Educause Security Discussion mailing list archives

Re: Wireless Guest Access


From: Joe St Sauver <joe () OREGON UOREGON EDU>
Date: Thu, 28 Sep 2006 10:23:33 -0700

Hi,

We've had a guest wireless access plan in place for about a year now. The
guests have to be "sponsored" by a University dept. The sponsor controls when
they have access to the net (day, time of day). We don't restrict where they
go once they connect. They do have to login to connect to the net so we have
an audit trail.

Any concerns about guest access to faculty/staff/student-only licensed
proprietary content or proprietary software?

I've seen a number of instances where access to those sort of resources
is controlled *not* by a formal AAA system that tracks roles and controls
access on a granular basis, but simply by CIDR netblock (or heaven
forfend, by rDNS).

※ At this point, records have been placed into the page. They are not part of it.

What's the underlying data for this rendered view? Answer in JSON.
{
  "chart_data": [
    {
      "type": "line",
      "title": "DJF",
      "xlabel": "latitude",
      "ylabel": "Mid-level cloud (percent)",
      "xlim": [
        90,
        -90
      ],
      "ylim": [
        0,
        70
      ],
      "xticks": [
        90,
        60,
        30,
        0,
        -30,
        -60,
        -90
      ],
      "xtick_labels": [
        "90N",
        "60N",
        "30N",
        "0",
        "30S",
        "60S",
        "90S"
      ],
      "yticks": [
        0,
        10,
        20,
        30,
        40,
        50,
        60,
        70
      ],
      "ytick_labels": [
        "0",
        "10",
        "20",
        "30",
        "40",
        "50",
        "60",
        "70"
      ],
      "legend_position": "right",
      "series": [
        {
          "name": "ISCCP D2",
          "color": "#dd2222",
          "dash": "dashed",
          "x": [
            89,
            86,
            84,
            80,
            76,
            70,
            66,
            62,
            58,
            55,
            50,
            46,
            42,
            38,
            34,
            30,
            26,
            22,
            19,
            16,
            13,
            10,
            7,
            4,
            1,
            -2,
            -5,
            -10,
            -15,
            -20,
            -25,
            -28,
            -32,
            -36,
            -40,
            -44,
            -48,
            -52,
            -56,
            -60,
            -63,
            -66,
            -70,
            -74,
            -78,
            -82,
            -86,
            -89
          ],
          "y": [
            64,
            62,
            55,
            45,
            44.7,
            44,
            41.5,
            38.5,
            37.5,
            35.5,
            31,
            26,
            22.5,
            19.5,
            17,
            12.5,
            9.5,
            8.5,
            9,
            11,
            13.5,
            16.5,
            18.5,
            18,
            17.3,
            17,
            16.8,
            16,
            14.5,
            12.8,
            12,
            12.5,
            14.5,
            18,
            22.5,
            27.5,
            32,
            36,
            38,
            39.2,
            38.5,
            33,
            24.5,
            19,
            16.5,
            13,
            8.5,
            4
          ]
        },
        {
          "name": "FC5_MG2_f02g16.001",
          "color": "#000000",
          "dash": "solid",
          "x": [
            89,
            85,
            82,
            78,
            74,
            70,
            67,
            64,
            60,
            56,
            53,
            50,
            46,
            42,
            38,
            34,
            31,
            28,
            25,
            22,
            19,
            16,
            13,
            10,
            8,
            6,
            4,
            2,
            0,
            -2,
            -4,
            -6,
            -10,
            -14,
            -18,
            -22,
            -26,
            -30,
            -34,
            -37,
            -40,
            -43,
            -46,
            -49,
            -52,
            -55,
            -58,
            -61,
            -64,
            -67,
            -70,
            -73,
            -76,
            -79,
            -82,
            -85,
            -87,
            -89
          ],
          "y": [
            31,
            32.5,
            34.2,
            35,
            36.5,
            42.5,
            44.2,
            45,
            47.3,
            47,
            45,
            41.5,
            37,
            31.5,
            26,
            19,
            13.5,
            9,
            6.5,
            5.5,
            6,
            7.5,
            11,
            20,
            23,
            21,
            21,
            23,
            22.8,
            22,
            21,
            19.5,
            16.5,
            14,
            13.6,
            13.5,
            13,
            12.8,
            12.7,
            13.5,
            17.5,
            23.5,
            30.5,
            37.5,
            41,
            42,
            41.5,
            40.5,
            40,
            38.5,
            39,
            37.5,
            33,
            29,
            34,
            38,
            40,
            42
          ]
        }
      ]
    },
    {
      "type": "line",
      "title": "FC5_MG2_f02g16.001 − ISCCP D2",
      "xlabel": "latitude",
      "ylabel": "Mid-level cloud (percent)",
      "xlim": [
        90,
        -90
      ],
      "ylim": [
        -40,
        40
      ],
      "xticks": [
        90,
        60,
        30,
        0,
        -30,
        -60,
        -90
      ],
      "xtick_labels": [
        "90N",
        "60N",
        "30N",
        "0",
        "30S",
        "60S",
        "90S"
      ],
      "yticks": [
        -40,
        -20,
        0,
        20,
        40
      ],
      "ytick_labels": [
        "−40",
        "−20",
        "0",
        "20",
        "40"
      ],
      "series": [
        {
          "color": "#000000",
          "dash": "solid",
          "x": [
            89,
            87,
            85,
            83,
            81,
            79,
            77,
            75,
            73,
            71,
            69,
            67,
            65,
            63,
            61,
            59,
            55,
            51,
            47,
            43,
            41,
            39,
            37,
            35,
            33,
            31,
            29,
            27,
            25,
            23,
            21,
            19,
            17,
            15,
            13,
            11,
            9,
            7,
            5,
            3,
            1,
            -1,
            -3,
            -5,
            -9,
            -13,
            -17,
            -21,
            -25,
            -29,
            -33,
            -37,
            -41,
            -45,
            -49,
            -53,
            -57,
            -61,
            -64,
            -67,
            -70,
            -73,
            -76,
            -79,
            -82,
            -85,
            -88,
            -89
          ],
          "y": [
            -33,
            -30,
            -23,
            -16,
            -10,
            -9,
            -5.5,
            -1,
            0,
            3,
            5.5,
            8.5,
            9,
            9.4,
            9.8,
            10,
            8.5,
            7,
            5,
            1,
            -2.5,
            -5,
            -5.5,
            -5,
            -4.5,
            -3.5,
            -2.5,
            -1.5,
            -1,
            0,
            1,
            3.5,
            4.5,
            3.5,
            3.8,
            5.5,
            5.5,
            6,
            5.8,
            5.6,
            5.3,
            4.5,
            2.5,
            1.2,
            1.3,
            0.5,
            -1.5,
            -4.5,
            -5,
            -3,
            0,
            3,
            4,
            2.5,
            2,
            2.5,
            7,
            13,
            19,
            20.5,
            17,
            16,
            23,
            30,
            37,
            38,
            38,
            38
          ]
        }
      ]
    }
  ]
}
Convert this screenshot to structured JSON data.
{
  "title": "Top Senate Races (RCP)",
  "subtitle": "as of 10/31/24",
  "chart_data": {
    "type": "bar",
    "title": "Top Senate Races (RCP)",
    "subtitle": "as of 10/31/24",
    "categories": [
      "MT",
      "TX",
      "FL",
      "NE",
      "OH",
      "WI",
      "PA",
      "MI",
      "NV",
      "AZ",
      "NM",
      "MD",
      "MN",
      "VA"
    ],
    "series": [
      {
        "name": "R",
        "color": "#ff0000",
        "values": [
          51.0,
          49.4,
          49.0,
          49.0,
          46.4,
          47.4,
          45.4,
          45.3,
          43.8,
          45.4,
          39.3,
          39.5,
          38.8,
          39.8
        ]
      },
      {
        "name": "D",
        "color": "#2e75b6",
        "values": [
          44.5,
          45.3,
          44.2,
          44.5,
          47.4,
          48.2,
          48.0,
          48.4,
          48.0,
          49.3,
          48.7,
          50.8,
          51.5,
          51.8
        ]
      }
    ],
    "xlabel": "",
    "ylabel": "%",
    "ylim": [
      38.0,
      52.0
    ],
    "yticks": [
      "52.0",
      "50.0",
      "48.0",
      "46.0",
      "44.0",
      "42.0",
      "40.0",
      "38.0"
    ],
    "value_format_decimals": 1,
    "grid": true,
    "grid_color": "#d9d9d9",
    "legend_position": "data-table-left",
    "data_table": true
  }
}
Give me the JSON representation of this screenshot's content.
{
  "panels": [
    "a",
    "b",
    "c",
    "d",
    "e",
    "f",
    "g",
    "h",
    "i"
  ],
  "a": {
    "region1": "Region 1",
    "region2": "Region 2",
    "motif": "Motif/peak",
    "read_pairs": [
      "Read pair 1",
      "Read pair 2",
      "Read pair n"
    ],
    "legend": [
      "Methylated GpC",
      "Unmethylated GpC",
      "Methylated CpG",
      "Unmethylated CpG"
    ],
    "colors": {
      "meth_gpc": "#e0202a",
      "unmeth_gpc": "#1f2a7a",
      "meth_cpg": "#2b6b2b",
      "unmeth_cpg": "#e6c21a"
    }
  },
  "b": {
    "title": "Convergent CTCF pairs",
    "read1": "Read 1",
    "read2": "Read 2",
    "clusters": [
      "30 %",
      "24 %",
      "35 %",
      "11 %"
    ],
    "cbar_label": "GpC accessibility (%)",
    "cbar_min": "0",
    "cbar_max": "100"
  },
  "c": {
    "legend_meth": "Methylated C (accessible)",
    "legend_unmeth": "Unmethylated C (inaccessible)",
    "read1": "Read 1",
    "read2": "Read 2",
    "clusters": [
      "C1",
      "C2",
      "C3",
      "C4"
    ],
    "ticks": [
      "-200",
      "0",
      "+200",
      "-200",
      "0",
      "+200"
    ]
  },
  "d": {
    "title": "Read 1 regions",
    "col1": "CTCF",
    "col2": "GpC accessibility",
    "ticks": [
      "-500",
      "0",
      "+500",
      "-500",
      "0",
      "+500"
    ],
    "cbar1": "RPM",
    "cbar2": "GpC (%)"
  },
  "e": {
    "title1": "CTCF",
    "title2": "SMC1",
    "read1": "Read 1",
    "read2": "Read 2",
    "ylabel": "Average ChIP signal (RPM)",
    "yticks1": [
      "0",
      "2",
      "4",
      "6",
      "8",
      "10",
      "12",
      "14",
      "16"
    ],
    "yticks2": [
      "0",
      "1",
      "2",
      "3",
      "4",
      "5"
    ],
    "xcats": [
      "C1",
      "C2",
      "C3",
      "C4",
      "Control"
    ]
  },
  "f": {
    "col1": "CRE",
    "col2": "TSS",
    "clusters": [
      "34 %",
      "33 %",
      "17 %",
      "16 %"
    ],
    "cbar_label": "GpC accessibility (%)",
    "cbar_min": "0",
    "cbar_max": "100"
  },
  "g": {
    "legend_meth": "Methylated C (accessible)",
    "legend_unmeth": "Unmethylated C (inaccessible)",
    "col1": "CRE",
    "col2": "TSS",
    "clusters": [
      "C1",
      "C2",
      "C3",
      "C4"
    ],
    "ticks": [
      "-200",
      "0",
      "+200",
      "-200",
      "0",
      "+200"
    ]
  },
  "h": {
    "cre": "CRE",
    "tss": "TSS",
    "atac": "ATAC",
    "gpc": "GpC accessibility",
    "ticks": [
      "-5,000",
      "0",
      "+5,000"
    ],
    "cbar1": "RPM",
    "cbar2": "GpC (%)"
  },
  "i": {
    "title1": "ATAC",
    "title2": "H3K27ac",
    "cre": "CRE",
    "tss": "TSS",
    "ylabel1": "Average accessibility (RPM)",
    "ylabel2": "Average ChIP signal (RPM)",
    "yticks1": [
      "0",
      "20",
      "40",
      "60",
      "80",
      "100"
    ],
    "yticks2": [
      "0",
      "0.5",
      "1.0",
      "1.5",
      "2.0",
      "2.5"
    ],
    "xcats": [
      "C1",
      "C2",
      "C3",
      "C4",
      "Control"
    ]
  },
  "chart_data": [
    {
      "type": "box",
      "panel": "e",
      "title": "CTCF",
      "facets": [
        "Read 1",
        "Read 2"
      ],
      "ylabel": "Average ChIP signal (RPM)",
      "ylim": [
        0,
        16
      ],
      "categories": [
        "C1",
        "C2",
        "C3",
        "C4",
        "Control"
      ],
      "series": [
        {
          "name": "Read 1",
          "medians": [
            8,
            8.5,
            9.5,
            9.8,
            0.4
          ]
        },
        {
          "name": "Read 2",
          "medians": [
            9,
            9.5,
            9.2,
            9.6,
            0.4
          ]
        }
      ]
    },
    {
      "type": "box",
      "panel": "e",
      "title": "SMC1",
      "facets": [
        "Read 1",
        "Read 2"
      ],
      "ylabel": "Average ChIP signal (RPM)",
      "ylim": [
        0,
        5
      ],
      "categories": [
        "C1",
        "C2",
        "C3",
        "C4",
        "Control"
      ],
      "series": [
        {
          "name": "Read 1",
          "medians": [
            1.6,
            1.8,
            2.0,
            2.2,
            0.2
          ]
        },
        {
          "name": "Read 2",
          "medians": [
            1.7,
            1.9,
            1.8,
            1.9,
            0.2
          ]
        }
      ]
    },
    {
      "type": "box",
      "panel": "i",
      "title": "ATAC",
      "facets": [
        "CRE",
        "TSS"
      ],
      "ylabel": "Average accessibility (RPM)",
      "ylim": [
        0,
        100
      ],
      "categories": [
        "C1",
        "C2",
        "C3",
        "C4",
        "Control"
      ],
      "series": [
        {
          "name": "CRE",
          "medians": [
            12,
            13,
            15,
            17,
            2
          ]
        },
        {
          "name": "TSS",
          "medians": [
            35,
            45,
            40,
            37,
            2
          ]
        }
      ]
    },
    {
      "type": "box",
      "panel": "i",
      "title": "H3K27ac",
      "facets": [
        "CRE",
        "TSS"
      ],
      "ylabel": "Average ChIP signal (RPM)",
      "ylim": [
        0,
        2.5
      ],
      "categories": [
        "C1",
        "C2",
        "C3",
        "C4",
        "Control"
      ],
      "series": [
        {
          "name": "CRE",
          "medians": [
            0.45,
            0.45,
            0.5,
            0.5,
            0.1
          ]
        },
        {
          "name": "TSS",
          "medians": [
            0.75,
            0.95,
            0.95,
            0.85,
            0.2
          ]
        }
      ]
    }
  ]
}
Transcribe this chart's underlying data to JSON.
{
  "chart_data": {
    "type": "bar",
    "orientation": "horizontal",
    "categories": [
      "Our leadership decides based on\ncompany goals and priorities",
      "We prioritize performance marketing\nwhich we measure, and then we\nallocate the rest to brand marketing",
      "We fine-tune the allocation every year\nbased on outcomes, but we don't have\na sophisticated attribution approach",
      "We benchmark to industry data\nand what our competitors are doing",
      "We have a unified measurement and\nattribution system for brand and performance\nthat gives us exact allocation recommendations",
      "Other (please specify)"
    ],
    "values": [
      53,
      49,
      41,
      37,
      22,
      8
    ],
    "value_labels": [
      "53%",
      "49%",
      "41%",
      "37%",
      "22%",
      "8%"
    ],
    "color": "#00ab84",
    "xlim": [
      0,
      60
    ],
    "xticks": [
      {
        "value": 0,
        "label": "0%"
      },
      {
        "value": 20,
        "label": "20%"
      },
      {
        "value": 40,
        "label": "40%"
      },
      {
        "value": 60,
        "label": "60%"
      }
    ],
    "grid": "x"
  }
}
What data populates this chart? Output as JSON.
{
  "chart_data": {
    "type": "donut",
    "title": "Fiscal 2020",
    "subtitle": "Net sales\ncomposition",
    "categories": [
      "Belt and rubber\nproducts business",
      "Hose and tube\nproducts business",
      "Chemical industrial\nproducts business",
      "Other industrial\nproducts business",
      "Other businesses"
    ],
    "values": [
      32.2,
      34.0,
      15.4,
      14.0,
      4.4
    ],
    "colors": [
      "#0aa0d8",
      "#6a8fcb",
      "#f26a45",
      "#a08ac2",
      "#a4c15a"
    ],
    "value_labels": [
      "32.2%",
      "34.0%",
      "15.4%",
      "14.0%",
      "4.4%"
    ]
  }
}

Thus, if a guest gets access to the network, say for
reading their email back home or surfing the web, they also get access
to all the institutionally-licensed goodies, too.

I suppose you could probably require guests to agree not to access stuff
they're not supposed to access as a condition of logging on, but defining
precisely what that might be might only serve to highlight those licensed
resources and provide a sort of "shopping list" for those of dubious
integrity.

Oh yes: and just to save folks the trouble of writing, yes, obviously this
is *not* a new problem unique to wireless guest access deployments (for
example, it has always been a problem which has existed for open wired
jacks in publicly accessible spaces, or for residential network connections
that end up shared with friends who aren't currently attending the
institution, just to mention a couple of well known scenarios).